Cinco millones de habitantes, sesenta mil niños en las calles, prostitución, pequeña delincuencia, pobreza, infinidad de mendigos, tullidos mostrando sus discapacidades en las aceras a fin de inspirar lástima… A las tres semanas, Michalka lo tuvo claro: la miseria de Hamburgo y la miseria de Adís Abeba no se diferenciaban en nada. Se encontró a algunos alemanes, una colonia de fracasados. Las condiciones de salubridad eran pésimas; Michalka contrajo el tifus, tuvo fiebre, erupciones cutáneas y diarrea, hasta que un conocido hizo acudir a una especie de médico que le suministró antibióticos. De nuevo estaba acabado.

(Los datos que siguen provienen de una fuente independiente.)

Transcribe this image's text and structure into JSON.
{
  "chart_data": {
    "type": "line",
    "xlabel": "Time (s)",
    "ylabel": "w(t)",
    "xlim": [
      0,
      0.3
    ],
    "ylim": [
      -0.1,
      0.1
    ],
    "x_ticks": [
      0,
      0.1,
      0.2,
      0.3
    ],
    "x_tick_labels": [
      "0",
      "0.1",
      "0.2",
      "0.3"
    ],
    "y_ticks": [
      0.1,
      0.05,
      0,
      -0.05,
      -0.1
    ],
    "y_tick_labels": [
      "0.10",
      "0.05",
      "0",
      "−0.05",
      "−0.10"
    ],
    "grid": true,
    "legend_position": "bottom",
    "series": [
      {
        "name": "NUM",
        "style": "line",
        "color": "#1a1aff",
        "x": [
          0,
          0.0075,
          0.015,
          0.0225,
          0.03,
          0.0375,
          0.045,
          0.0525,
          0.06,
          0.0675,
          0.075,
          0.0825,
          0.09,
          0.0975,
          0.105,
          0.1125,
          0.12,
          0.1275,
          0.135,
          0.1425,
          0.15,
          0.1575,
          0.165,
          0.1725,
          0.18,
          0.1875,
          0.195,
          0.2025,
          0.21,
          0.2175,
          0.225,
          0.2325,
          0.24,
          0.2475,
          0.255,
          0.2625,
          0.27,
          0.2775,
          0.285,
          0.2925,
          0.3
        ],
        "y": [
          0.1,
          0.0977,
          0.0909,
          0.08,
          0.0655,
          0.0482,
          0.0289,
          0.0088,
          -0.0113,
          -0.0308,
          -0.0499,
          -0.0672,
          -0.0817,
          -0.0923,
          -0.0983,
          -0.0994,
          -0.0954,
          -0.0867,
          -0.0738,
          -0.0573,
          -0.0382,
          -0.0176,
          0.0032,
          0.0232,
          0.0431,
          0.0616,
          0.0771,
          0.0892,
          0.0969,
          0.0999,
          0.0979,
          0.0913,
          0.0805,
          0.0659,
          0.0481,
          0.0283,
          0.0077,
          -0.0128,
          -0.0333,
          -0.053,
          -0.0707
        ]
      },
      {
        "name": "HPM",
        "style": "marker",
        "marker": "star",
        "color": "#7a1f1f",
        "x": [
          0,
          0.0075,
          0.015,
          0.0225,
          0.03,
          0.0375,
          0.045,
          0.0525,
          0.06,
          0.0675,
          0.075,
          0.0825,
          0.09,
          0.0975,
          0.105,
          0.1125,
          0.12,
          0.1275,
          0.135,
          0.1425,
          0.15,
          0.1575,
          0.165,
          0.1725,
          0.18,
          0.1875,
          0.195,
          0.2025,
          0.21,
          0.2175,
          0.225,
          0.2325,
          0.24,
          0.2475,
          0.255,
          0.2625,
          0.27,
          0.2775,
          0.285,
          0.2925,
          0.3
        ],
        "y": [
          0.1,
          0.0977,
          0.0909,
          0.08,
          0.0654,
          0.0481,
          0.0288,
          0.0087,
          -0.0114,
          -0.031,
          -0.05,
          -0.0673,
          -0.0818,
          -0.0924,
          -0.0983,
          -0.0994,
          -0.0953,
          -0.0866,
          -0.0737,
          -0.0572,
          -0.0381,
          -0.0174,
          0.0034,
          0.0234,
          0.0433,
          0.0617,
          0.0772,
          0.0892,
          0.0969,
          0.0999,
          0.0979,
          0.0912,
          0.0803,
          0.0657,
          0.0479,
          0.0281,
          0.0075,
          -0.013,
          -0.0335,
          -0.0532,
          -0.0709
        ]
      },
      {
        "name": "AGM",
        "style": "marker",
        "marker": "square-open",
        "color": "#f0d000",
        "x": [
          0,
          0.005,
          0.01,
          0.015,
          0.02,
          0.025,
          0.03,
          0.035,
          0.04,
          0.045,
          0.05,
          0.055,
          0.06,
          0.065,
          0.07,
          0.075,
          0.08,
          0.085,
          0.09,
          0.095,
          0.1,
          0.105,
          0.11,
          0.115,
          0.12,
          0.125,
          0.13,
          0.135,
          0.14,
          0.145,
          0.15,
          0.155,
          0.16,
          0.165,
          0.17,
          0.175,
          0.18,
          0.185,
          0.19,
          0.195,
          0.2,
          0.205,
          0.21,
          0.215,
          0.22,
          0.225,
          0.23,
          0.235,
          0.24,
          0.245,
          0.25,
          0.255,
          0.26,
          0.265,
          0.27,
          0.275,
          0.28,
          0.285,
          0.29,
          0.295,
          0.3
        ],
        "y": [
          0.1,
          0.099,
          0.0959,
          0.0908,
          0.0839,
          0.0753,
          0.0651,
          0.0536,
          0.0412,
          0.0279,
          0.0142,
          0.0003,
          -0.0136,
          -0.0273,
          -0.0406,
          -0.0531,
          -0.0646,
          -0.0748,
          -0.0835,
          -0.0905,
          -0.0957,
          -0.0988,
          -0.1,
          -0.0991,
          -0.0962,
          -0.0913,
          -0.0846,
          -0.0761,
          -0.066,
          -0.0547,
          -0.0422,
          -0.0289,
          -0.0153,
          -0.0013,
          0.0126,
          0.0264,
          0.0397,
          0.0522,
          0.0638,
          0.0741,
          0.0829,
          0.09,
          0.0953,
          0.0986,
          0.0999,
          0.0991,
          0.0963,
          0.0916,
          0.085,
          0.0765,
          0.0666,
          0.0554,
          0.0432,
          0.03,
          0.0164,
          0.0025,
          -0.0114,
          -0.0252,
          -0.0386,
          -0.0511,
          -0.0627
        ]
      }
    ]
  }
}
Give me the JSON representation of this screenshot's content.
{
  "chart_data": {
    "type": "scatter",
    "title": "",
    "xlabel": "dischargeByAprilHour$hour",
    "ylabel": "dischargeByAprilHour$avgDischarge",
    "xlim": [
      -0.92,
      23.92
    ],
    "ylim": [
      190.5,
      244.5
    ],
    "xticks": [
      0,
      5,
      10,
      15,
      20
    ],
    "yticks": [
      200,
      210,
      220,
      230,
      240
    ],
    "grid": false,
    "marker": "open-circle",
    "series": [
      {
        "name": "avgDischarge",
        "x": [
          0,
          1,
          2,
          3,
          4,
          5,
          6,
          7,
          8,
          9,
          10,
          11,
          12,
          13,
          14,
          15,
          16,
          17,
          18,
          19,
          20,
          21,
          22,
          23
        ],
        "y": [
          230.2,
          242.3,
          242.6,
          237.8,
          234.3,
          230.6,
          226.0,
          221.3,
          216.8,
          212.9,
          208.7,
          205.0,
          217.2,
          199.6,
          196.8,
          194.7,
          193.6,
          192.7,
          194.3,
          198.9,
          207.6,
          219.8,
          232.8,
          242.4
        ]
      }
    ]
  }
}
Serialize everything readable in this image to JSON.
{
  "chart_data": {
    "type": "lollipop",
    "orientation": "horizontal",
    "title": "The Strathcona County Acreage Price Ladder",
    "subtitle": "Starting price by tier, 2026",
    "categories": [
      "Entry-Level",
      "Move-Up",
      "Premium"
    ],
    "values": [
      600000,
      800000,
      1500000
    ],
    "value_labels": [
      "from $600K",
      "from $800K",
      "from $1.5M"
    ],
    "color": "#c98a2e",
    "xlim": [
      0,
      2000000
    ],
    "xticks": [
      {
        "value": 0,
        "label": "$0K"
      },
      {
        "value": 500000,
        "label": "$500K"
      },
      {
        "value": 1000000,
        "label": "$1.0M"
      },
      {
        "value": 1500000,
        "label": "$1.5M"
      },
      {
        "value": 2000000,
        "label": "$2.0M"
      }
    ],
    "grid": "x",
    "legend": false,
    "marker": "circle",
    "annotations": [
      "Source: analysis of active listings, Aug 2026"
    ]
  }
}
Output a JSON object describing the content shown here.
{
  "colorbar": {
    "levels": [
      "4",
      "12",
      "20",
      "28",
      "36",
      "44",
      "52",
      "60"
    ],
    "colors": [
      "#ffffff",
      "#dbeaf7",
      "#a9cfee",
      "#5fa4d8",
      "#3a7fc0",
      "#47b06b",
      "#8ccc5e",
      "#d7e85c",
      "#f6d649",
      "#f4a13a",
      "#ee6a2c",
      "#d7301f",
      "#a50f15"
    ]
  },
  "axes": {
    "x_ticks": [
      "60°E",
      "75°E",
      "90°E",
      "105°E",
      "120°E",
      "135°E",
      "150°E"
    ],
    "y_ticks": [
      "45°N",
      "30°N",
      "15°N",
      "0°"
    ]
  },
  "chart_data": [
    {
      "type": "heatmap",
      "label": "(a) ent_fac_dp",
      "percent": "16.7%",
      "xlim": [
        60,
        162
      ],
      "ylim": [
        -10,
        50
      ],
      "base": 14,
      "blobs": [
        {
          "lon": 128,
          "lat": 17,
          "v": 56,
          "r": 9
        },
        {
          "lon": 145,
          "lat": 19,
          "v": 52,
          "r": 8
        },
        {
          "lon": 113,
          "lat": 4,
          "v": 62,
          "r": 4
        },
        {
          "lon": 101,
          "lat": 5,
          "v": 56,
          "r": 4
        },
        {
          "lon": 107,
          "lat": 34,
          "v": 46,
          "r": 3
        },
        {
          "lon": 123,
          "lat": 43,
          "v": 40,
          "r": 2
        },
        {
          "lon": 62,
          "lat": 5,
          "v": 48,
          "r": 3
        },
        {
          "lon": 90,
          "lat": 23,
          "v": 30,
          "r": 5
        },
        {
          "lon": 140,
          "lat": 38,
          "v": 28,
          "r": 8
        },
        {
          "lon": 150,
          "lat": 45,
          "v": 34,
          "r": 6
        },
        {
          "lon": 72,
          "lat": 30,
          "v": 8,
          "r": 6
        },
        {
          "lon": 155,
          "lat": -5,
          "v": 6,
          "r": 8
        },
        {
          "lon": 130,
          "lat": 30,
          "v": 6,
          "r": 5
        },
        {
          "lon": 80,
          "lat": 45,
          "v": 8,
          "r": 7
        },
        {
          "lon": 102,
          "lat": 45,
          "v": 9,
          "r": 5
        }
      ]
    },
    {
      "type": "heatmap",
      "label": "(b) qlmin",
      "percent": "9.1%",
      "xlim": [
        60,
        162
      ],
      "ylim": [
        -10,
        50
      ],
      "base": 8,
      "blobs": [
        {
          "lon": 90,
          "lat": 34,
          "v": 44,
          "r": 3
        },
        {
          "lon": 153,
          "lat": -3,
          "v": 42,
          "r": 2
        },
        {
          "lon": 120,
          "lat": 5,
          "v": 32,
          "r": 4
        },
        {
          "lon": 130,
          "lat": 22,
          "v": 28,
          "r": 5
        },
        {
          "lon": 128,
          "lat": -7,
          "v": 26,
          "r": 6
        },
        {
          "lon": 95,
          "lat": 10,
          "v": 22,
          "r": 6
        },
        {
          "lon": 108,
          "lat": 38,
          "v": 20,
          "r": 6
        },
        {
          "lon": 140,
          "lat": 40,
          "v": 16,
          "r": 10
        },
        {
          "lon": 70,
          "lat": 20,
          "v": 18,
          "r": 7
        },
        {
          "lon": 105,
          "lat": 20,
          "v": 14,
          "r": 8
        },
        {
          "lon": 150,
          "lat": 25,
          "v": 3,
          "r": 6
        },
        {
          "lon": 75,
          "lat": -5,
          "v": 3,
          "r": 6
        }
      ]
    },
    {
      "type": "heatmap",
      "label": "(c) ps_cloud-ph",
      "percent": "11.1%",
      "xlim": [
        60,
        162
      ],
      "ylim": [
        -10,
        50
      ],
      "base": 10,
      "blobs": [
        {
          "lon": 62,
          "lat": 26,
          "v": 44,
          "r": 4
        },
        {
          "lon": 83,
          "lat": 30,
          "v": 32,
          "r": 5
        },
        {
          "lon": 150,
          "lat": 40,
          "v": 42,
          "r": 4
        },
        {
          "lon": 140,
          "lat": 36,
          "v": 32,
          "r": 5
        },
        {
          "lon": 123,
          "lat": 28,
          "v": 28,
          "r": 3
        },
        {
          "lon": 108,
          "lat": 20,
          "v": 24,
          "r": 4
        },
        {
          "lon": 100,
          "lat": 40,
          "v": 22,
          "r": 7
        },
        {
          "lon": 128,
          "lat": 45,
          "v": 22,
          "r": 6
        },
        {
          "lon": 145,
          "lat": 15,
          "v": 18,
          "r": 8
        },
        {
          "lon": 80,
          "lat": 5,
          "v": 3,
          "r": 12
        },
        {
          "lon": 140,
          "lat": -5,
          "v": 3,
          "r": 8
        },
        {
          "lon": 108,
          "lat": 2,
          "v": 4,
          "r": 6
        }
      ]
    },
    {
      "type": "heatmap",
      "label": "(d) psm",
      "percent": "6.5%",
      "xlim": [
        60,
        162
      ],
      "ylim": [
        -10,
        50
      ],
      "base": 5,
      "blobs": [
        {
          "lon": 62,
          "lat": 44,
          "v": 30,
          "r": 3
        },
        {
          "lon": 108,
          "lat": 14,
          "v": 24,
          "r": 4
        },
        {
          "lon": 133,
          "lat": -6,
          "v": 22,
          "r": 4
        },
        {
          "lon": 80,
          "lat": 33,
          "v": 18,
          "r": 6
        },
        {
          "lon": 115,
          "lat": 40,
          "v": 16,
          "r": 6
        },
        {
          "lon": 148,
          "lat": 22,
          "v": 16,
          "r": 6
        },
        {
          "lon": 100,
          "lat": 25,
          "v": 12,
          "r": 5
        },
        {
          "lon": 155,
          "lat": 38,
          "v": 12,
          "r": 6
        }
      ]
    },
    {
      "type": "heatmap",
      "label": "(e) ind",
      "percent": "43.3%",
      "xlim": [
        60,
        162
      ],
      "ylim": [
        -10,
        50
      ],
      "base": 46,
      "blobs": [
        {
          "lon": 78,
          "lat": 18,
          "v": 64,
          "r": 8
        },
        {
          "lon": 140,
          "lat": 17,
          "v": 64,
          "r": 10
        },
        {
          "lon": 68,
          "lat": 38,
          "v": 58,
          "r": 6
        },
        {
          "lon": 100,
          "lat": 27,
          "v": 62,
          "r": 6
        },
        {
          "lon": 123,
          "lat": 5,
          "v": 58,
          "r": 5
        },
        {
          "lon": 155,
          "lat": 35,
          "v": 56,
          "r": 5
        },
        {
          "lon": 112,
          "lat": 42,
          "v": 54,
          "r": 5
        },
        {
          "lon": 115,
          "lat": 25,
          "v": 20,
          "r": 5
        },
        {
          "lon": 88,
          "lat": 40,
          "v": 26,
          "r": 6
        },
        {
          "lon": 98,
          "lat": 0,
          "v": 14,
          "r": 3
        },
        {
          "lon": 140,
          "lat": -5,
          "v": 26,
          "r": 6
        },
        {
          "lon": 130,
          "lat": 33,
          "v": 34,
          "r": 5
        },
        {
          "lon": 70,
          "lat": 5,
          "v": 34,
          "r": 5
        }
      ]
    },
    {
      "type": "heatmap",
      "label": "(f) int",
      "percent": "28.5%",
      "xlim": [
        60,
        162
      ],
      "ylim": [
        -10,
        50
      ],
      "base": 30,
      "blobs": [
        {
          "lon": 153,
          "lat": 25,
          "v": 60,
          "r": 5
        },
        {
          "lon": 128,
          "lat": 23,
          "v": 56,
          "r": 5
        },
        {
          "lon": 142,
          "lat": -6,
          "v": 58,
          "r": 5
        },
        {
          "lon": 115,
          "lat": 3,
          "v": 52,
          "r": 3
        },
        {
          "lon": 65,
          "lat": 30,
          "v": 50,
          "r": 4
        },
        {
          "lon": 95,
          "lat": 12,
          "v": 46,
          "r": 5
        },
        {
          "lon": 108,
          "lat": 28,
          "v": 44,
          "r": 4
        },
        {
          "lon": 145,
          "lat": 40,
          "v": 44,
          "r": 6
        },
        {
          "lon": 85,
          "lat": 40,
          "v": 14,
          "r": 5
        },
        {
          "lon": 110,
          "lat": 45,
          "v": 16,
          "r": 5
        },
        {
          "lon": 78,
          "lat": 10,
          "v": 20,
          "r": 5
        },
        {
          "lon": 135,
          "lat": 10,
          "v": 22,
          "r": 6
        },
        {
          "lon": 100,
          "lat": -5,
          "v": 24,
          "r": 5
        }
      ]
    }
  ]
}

Por entonces se había convencido de que el mundo era un vertedero. No tenía amigos ni perspectivas de futuro, nada que pudiera retenerlo. Después de seis meses en Adís Abeba decidió poner fin a su vida, cometer suicidio premeditado. Eso sí: no quería morir rodeado de inmundicia. Le quedaban todavía cerca de 5.000 marcos. Tomó un tren con destino a Yibuti. Pasados unos kilómetros de Dire Daua, empezó su peregrinaje por las praderas. Durmió en el suelo o en pensiones de mala muerte; le picó un mosquito que lo infectó con la malaria. Cogió un autobús hacia la altiplanicie. La malaria se declaró de camino, le entraron escalofríos. Se bajó en algún punto del trayecto; confuso y enfermo, cruzó las plantaciones de café, el mundo se desvanecía ante sus ojos. Perdió el equilibrio y cayó al suelo, entre árboles de café. Antes de perder la conciencia, su último pensamiento fue: «Todo esto ha sido una gran mierda.»

Despertó entre dos accesos de fiebre. Se dio cuenta de que yacía en una cama y de que a su alrededor había un médico y muchos desconocidos. Eran todos negros. Comprendió que esa gente estaba ayudándolo, y se dejó caer de nuevo en las pesadillas propias de la fiebre. La malaria era brutal. Allí, en la altiplanicie, no había mosquitos, pero la gente conocía bien la enfermedad y sabía cómo tratarla. El curioso forastero que había aparecido en el cafetal iba a sobrevivir.